Tuesday, November 22, 2011

Sweet & Salty Chocolate Pretzel Shortbread

I love the sweet/salty combination so when I saw this recipe for Pretzel-Shortbread Bars in a recent issue of Martha Stewart Living I had to try it.  It just sounded too good to be true the sweet the salty the perfection – I would no longer need to be torn between those two contrasting and favorite tastes because it was going to be all in one cookie.

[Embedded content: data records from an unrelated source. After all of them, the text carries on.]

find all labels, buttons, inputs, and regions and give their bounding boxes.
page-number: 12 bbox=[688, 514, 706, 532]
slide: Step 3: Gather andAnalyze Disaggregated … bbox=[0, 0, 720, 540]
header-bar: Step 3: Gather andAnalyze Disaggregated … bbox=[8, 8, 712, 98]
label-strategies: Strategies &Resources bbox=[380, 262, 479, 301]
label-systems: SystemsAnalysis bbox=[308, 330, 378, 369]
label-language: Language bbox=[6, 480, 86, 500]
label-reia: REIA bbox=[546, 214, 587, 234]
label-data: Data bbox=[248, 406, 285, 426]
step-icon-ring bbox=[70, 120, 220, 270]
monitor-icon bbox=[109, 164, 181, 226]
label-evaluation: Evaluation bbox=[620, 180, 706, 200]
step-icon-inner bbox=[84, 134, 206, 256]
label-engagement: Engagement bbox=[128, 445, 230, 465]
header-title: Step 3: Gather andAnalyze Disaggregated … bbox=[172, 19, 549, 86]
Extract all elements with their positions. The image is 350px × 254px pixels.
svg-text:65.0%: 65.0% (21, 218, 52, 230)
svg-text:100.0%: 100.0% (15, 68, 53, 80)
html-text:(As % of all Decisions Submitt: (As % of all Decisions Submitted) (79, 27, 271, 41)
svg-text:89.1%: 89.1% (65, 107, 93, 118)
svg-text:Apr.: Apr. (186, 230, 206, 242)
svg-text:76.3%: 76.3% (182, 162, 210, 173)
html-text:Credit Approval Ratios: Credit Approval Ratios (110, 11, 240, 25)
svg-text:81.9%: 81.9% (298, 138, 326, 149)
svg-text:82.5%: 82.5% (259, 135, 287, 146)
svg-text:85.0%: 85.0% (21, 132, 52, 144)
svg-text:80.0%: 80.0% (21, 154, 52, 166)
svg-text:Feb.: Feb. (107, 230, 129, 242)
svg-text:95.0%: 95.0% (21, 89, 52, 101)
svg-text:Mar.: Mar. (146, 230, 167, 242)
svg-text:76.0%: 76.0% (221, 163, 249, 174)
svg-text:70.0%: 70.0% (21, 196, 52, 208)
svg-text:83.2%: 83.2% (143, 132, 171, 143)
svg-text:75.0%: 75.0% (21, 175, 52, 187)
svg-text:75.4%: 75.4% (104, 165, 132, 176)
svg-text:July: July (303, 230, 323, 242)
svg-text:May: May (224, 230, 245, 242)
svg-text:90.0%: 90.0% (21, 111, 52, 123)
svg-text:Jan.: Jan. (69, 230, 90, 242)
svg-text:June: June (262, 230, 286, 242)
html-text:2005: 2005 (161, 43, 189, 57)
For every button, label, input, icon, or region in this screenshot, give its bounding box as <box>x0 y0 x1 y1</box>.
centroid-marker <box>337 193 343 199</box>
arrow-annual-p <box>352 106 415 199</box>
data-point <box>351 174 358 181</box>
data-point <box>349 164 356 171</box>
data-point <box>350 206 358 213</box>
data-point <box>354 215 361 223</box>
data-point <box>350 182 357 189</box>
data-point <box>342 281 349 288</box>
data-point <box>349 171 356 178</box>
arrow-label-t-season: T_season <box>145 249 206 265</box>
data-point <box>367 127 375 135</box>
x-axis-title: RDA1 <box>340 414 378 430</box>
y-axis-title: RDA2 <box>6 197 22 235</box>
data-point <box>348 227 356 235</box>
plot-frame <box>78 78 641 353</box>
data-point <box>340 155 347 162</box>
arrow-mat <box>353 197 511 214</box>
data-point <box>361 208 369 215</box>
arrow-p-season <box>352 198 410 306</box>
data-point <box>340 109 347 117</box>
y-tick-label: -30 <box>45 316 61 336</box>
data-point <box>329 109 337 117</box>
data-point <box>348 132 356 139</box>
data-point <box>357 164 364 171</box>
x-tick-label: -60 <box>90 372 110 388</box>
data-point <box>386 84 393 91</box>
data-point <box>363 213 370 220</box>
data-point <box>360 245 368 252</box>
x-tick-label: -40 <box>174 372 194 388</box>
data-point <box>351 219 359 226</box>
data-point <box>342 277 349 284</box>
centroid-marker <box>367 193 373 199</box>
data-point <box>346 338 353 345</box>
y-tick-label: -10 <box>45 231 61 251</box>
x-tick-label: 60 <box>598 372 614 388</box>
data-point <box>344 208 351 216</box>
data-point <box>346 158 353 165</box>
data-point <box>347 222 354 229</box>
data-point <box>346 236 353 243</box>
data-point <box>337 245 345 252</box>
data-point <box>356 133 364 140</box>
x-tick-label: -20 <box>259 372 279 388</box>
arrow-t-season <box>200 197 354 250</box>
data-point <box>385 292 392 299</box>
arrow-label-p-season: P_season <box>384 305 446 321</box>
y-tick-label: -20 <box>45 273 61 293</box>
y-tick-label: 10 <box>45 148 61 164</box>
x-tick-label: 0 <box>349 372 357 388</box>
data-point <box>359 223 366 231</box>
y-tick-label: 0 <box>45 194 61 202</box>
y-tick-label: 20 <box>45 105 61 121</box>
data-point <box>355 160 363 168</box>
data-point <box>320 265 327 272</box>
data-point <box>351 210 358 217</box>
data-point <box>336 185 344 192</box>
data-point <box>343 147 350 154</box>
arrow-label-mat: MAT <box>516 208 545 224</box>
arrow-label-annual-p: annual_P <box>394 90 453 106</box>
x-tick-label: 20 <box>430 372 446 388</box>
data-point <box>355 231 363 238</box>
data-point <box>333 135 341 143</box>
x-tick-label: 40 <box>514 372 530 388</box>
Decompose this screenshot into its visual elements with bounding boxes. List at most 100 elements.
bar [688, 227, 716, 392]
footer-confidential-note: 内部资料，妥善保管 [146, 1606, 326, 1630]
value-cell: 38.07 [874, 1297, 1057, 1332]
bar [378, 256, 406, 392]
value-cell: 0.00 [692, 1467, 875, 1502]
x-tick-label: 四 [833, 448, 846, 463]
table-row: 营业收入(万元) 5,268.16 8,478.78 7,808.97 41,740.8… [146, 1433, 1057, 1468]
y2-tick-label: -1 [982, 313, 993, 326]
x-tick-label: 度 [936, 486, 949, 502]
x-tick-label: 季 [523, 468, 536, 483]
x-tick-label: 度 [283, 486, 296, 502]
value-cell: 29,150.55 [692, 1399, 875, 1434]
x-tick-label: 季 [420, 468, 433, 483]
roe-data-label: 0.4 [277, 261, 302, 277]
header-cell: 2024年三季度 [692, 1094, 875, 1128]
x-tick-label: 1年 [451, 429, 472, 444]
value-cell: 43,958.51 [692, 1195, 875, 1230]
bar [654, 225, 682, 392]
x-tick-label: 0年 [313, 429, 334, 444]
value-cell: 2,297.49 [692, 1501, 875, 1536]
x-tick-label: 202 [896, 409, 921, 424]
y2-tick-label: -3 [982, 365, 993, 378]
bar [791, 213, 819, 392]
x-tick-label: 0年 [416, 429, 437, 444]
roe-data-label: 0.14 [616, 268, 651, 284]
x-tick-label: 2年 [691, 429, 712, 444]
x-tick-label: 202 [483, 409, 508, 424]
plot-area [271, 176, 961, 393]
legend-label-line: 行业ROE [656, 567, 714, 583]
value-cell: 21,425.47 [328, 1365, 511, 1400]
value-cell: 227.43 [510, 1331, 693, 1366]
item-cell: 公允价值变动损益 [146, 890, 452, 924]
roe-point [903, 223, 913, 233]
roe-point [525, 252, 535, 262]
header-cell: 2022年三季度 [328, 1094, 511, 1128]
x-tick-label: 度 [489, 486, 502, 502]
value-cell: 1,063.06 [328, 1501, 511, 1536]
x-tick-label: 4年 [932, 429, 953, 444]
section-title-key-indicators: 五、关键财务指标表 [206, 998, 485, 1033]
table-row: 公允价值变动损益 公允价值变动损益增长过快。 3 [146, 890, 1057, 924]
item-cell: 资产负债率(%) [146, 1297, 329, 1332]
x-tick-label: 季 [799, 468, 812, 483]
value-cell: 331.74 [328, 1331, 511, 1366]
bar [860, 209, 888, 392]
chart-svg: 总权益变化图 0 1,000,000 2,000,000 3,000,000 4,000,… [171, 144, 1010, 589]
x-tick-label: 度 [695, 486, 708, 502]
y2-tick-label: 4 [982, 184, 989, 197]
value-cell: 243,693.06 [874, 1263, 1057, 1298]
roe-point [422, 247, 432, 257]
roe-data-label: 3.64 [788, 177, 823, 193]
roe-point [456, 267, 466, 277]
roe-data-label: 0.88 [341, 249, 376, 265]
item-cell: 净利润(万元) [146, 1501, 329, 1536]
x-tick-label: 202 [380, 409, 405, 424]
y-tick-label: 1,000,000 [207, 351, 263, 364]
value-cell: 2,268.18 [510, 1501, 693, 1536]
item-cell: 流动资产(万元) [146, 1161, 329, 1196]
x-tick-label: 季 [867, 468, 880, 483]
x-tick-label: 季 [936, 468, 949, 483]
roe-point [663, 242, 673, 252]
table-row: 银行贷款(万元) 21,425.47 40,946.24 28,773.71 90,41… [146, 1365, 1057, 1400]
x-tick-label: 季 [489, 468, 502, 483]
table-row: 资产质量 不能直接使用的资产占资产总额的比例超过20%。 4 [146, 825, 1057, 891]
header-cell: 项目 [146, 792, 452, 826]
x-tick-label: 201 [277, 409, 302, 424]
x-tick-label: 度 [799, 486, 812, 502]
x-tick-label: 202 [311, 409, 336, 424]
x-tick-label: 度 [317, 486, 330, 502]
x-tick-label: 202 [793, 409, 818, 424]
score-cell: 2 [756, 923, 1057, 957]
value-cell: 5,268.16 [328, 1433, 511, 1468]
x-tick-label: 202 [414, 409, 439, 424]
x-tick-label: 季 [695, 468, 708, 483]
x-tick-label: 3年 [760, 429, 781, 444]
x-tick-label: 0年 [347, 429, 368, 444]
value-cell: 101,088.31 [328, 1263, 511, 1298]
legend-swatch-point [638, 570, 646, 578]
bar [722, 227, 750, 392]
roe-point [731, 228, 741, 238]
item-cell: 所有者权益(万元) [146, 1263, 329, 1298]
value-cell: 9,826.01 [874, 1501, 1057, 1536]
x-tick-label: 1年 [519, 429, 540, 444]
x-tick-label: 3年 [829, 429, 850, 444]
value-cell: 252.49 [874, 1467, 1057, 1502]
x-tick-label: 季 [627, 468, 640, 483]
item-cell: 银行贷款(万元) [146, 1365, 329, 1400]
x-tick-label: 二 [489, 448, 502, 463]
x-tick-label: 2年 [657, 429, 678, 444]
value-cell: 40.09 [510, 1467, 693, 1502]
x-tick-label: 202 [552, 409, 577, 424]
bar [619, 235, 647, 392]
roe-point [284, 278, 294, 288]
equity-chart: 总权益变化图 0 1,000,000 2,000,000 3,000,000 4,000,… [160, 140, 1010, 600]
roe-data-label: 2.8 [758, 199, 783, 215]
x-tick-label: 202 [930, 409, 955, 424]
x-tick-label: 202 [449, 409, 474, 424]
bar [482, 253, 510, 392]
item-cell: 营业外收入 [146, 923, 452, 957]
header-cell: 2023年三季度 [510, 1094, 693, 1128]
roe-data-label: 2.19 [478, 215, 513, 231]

I ran out to The Main Course (one of my favorite kitchen stores in Toronto) to buy a 4¼” x 13 ½” fluted tart pans with a removable bottom which the recipe calls for but totally does not need because you can make it in an 8” or 9” square or circle pan.  Martha never tells you these kinds of details so you end up with a lot of pans that you really don’t have room for – because few of us have multiple huge kitchens like Martha.  That being said, I do see that this fluted tart pan will be a useful pan for brunch tarts and making this recipe over and over again. 

And then, I made the recipe as directed.  It was good, really quite nice, but (did you hear that coming…) I just felt it was missing something.  I sampled it around to some friends and everyone liked it but (see that word again…) a few discerning friends agreed that it could be even better.  Carol and Shari suggested chocolate chips which I though was a really good idea and was going to go down that path until I had a very serious discussion with my friend Alan who mentioned that he does not really like pretzels unless they are chocolate covered – LIGHT BULB -- and I adapted the recipe. 
This really great shortbread will satisfy a multiple of flavour cravings in a single morsel so no need to bake anything else.

1½ cups mini pretzels in any shape (this is going to be ground into ½ cup of “pretzel flour”
1½ cups chocolate covered pretzels (this makes the crumble pretzels – I think even the pretzel M&M’s would be great but if I keep adapting this recipe I’ll never get it posted)
½ cup all-purpose flour
½ tsp baking powder
1 stick unsalted butter, at room temperature
½ cup sugar
1 large egg yolk

Preheat oven to 325O
Coat a 4¼” x 13 ½” fluted tart pan with removable bottom with cooking spray (TIP:  remember you can use 8” or 9” square or circle pan // ANOTHER TIP:  When baking I use a baking spray with flour -- specifically I use Pillsbury Baking Spray with Flour).

Pulse 1½ cups pretzels in a food processor until powdery (this is what I’m calling “pretzel flour” – you need ½ cup of this so you may need a bit more or you may end up with a little extra (save this for the next time you make this recipe.  Martha says to discard any extra but I think you will want to make this again so save it.  Transfer ½ cup of pretzel flour to a bowl.  Stir in flour and baking powder.  

Crush the 1½ cups of chocolate covered pretzels – make different sizes to give the cookies some dimension – some can be more coarsely chopped than others.  I used these Rold Gold because they are delish and come in a great size bag -- can probably make two batches with this but I ate the ones I did not use because they are sweet and salty (did I mention I really like that flavour combo?).

Beat butter and sugar with a mixer on medium speed until fluffy, about 5 minutes.  Reduce speed to low and beat in egg yolk, followed by pretzel-flour mixture, until combined.  Hand mix in chocolate covered pretzels.

Press dough evenly into pan. 

Bake shortbread 20 to 25 minutes.

Let cool on a wire rack.

Remove cooled shortbread from pan and cut into nice size pieces that work for you.  I cut mine into rectangles because 1. I bought the pan and 2. Martha told me to.

So I learned a thing or two in making these cookies.  I learned that it is OK to play around a great recipe base and make it your own.  And I learned (well this one I already knew) that sharing with friends makes everything better – I had lots of taste testers on this cookie because getting it just right to share took a few flopped batches. 

If you try this recipe or add your own special ingredient please let me know how it turned out.